Adieu et à demain : rencontre avec Benjamin Juveneton

16/01/14 par  |  publié dans : Artistes, Arts | Tags : ,

adieudemainCe n’est pas un blog de plus, et ce n’est certainement pas un graphiste comme les autres. Mais qui est Benjamin d’ailleurs ? En ouverture du site Adieu et à Demain, cette phrase énigmatique : « Benjamin et Isidore Juveneton font des choses ».

Une composition à quatre mains alors ? Pas vraiment. Plutôt un artiste un peu schizophrène, deux esprits, un seul corps, l’un joue plutôt avec les mots et l’autre avec les images. Et la magie nait quand ils se rencontrent : des mots, des images, mais surtout l’univers d’artiste qui se plait à jouer l’ambiguïté.

Benjamin raconte des morceaux d’histoire, lui qui est parti de correspondances privées dans lesquelles il quittait chaque soir la personne avec qui il vivait. Benjamin joue avec des photographies qui semblent provenir d’un arrêt sur image, d’un film qui raconte la vie ou de la vie qui se raconte comme un film, toujours à la poésie douce amère.

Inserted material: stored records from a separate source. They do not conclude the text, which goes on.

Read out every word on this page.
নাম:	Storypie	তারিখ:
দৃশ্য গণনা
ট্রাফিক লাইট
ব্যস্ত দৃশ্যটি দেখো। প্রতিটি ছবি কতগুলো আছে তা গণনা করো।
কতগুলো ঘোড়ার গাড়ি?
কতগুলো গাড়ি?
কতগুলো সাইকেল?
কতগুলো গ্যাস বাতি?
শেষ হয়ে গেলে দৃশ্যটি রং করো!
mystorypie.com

Y a t-il du vrai dans les histoires qu’il raconte ? On ne saura pas, il répond, toujours énigmatique : « ce n’est pas une réalité, mais c’est une vérité ». Il dit aussi que c’est un exutoire. Pour nous aussi. Il rend les ruptures romantiques et l’amour ridiculement dérisoire avec une nonchalance qui n’est jamais de la légèreté mais toujours un humour un peu noir, une vraie sensibilité. Comme une façon de souligner que rien n’est vraiment grave, tant qu’on peut mettre les choses en image.

raté

Rencontre avec l’artiste :

Nous aussi, on aime le mystère, mais on n’a pas résisté à l’envie d’en savoir plus et Benjamin a accepté pour nous de répondre à quelques questions.

Envrak : bonjour Benjamin, ou Isidore, ou Benjamin Isidore Juveneton, finalement qui êtes vous ? Un ou plusieurs ?

Benjamin : De mon prénom, Benjamin-Isidore j’ai tiré deux personnages. Je ne suis qu’un, mais il y avait trop de contradictions dans les textes et les images pour que ce soit compris comme une entité née du même esprit. Alors j’ai titré “Benjamin et Isidore font des choses”, puis les premiers articles qui sont parus ont parlé tantôt du “duo”, ou du “collectif” et même du “couple”. On ne m’avait jamais rien demandé finalement, je me suis plu à garder le silence.

guerre
Vous êtes un faux cynique (« L’avenir c’était mieux avant ») ou un vrai optimiste (« Si ça se trouve rien n’est perdu ») ?

Je suis un humain, j’ai des humeurs changeantes. D’où cette ambivalence encore, entre un personnage cynique et l’autre rêveur optimiste. Je peux être tout et rien. Nous le pouvons tous je crois. Ils sont les extensions de mon propre état. Sans être des caricatures, ils me permettent d’évacuer une vision dramatique, utopique ou paranoïaque des choses et de me recentrer sur le vrai. Exprimer le fort pour fuir le fou.

Vous parlez beaucoup du silence, ce n’est pas paradoxal ?

La loi de la rareté n’est pas seulement valable dans le commerce. Ce n’est pas tant le silence qui m’inspire, mais toutes les formes de manque. Le vide a toute sa place dans mon travail. L’économie des mots est importante aujourd’hui, ils commencent à être usés et à ne plus rien vouloir dire. Là sera le vrai silence.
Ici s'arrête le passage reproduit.